Nov 202012
 

My mother isn’t domestic and she’s never been much of a cook. But this year, for the first time in her adult life, she’s hosting a Thanksgiving dinner for her boyfriend and his family.

I’ve been emailing her my recipes and fielding her questions when she finds herself overwhelmed by the number of choices in the grocery store. I’m not sure she’s been in a proper grocery store in years.

Anyway, tonight she called with some question about turkey roasting times… and then this happened:

Mother: How do I know when the turkey is done? Does the pop up timer change colors or something?

Me: No, Mom. The pop up timer doesn’t change colors… it pops up. But you shouldn’t use it anyway–it’s not reliable. Use the meat thermometer. As long as it reads 160° at the breast and 180° at the leg, you’ll be fine.

Mother: What if I don’t catch it in time? What happens if I cook it too long?

Me: It will be dry, but at least you won’t kill anyone with food poisoning. If it’s dry, it’s dry. No big deal… everyone will fall asleep after eating anyway.

Mother: Oh, I heard about that on the news!… That additive in turkey that makes people sleepy.

Me: It’s not an additive. It’s natural. It’s called…. um… I can’t remember the name of it… I think it’s called….

Mother: … Rohypnol? 

Me: … [silence]

 

  10 Responses to “domestic advice”

  1. Date-rape turkey on the next Geraldo

    • I said: “You want stuffed, bitch?”

      Turkey said: “Yes Ma’am.”

      Then turkey got fisted… hard… with sausage.

      Yeah. I’m drunk.

  2. ” It’s not an additive. It’s natural. It’s called…. um… I can’t remember the name of it… I think it’s called….”

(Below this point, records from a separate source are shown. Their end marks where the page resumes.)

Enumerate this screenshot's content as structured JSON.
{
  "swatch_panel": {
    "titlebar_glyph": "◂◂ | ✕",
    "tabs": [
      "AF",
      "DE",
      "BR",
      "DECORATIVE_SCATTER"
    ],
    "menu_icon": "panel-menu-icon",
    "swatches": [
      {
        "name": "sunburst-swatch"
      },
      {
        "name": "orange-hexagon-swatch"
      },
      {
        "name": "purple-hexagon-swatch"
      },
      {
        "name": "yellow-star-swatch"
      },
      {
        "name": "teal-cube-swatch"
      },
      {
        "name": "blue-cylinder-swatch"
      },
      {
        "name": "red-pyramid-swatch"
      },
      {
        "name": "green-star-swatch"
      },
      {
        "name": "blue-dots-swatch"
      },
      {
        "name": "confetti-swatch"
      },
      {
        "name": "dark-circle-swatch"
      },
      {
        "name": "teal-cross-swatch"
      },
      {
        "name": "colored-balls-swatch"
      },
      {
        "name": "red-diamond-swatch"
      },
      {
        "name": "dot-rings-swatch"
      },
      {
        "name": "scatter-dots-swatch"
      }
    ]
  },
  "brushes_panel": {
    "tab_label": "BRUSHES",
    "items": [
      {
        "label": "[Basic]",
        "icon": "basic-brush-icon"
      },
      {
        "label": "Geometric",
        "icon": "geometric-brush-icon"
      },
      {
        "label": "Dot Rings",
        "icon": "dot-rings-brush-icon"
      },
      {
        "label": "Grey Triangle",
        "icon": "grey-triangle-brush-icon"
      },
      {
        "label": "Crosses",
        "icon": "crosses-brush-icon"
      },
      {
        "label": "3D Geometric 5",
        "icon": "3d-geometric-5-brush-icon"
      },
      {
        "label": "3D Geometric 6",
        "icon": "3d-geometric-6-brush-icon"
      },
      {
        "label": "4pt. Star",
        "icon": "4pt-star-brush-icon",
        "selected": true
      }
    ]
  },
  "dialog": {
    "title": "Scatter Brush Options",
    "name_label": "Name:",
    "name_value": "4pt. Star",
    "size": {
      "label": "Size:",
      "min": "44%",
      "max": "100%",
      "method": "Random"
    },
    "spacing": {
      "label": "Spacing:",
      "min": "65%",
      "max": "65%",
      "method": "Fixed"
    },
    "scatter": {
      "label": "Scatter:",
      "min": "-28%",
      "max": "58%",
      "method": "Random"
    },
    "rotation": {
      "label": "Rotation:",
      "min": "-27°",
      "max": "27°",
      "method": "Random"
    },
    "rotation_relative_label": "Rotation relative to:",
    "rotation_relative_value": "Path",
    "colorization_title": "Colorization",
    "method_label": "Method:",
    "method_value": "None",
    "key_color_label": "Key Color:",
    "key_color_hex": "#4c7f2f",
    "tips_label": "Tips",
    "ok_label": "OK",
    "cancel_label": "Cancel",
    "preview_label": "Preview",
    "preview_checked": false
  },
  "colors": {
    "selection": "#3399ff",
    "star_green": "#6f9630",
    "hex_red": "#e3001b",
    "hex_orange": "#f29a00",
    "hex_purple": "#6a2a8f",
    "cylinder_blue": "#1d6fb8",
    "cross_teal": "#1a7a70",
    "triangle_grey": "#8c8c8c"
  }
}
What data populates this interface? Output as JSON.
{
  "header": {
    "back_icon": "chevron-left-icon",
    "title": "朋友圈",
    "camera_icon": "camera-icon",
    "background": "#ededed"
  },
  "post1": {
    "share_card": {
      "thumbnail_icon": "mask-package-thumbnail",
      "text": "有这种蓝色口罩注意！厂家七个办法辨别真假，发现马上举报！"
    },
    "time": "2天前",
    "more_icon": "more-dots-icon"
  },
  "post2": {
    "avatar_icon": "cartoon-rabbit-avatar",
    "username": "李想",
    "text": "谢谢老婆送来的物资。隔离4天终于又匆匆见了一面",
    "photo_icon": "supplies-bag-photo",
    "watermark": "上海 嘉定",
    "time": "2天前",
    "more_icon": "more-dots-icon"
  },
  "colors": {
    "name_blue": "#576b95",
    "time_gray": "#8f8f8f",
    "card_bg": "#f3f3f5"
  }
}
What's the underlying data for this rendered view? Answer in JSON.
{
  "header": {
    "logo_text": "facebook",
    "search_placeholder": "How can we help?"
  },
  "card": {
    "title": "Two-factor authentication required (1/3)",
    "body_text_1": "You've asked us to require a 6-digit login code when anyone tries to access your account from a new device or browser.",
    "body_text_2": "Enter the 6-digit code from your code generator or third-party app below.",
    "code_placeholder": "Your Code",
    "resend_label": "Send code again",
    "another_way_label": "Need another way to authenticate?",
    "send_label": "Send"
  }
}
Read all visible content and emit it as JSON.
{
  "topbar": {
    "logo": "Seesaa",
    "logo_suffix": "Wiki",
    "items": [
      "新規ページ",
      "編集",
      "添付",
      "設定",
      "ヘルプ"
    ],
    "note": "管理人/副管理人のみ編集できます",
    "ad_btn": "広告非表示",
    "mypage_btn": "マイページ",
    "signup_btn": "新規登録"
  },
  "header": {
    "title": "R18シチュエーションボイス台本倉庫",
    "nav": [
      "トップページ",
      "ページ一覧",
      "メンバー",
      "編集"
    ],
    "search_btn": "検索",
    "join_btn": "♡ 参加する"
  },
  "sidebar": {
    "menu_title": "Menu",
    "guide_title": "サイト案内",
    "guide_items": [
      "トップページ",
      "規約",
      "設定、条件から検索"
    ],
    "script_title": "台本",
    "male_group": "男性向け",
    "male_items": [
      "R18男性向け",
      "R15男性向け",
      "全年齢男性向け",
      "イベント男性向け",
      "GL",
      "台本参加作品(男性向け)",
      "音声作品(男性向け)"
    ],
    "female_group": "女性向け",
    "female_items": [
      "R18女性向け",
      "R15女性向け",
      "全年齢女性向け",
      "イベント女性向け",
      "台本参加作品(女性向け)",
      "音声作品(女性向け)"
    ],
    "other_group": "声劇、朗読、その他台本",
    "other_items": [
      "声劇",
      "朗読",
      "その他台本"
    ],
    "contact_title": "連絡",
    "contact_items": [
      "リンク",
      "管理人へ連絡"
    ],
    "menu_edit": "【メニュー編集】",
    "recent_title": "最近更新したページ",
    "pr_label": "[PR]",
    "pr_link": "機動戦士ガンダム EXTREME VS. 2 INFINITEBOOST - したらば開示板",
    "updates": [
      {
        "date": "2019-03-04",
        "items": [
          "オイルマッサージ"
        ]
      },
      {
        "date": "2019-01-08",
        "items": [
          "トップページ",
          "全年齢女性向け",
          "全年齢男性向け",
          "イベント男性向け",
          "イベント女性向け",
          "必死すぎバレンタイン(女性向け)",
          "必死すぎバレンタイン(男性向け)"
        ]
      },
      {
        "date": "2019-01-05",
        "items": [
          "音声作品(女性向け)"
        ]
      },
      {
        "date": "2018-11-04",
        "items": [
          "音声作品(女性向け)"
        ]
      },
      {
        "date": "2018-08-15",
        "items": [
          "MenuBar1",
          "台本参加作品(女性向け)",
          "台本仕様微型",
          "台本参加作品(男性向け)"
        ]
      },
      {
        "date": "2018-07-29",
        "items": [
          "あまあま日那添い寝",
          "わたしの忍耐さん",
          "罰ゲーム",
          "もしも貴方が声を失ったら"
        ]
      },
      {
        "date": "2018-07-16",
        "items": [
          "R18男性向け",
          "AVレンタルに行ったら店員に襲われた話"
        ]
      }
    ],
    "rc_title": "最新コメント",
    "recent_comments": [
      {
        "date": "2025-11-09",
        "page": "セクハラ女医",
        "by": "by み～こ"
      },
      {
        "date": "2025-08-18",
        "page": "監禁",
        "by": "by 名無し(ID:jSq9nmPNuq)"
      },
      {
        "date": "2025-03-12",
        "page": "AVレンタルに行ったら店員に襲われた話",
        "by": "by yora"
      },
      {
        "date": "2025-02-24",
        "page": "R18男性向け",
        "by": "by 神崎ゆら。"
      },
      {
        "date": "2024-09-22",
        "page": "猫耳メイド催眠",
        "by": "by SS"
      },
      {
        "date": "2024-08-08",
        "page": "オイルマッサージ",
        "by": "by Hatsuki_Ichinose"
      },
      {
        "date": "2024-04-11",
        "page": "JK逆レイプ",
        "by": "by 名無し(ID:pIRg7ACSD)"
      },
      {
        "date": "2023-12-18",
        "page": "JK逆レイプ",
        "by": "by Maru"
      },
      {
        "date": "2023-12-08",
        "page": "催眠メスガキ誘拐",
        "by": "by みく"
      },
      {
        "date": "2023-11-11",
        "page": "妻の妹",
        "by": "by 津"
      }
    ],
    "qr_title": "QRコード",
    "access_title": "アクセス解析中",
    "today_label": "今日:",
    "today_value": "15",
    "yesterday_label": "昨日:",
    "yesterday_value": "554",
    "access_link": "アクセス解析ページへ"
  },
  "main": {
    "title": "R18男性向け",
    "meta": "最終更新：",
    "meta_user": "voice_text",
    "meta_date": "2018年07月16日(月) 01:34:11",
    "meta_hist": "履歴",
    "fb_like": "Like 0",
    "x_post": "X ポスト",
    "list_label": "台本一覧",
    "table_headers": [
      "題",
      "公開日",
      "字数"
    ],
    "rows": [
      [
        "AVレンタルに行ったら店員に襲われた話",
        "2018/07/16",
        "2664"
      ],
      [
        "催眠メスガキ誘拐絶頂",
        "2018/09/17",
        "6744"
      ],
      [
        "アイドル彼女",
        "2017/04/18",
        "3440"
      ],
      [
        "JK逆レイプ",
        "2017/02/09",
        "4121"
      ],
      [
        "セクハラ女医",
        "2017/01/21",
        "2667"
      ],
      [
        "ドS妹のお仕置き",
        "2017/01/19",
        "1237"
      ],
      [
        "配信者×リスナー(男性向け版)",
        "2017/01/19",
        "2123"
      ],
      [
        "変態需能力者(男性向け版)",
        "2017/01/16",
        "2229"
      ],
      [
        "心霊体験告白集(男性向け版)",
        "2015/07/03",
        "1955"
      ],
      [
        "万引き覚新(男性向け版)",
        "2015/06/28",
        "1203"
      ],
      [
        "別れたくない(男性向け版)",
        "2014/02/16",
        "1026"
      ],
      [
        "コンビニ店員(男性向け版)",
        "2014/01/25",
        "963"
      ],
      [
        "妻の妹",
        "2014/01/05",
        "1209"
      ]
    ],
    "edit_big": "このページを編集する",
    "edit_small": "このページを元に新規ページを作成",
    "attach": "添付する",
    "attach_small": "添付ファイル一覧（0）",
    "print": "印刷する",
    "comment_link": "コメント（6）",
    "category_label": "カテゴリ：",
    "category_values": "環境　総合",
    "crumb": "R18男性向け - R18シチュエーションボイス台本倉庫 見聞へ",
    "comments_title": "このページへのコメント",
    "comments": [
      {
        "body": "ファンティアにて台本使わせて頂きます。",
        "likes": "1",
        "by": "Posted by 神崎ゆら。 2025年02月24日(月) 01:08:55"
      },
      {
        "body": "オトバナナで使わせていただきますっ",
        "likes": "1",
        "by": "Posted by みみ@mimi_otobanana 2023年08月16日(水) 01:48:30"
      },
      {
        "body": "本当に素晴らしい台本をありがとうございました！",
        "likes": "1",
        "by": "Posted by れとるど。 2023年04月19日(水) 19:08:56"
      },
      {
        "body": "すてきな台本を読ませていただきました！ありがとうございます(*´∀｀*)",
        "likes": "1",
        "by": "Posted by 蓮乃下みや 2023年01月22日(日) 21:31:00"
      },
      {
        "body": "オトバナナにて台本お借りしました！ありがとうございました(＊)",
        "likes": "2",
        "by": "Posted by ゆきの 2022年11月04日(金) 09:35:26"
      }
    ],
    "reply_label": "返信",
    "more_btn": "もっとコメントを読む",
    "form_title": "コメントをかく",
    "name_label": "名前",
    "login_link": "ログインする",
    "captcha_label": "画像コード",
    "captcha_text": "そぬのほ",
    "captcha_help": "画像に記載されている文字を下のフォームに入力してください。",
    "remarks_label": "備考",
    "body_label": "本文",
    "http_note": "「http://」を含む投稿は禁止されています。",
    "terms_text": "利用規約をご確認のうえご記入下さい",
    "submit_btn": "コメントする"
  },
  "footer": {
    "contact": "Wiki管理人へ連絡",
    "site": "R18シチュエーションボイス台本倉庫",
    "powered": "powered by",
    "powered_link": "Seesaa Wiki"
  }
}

    In my house, it’s from beer, wine, and Southern Comfort (Baily’s optional) and perhaps an herbal suplement (yeah, like sage)… Although, I think my cousin used Rohypnol on his ex one year, just to get her to shut the fuck up.

    • @slapshot: Yes! I plan to use lots of liquid additives… whiskey, vodka, rum. And I have plenty of sage here too. No, seriously. Sage (I’m so cool, I garden!)

  3. That’s funny. Watch out for guys sticking drumsticks in your drinks! Although the anal retentive geek in me can’t resist pointing out that the whole turkey and tryptophan thing is a myth…

    http://theincidentaleconomist.com/wordpress/turkey-doesnt-make-you-sleepy/

    -paltego

    • @paltego: “Watch out for guys sticking drumsticks in your drinks!”

      Ha! I absolutely love that mental image! The misfit parties get a little crazy at my place towards the end of the night… no doubt, there will be drumsticks where they shouldn’t be.

      “can’t resist pointing out that the whole turkey and tryptophan thing is a myth…”

      I did see it debunked somewhere, but never gave it much thought. Seeing as how mother dearest might drug her dinner guests with something stronger, I won’t bother dropping any science on her this year. :)

      “the anal retentive geek in me”

      Anal-retentive geeks are my favorite kind of geeks!

  4. OMG. This is awesome. My mom can’t cook either, but she just pretends she does, then gives me advice. I nod my head and note it as a “what not to do.”

    • @Femi: Yeah, my mother can’t cook worth a damn. I guess I was lucky because she never pretended when I was growing up–she didn’t cook much (thankfully!). Someday, I’ll have to write up a post on some of her more memorable culinary disasters. :)

  5. Wait – you’re NOT supposed to use Rohypnol?

    So how DO you get the turkey to roll over for you?

    • @N.Likes: “Wait – you’re NOT supposed to use Rohypnol?”

      I’m not exactly in-the-know on this sort of molecular gastronomy. Perhaps my mother is on the cutting edge!

      “So how DO you get the turkey to roll over for you?”

      I command it in my “Domme” voice, and if it disobeys, I punish it (As-Seen-On-TV Flavor Injector… oh yes, I will).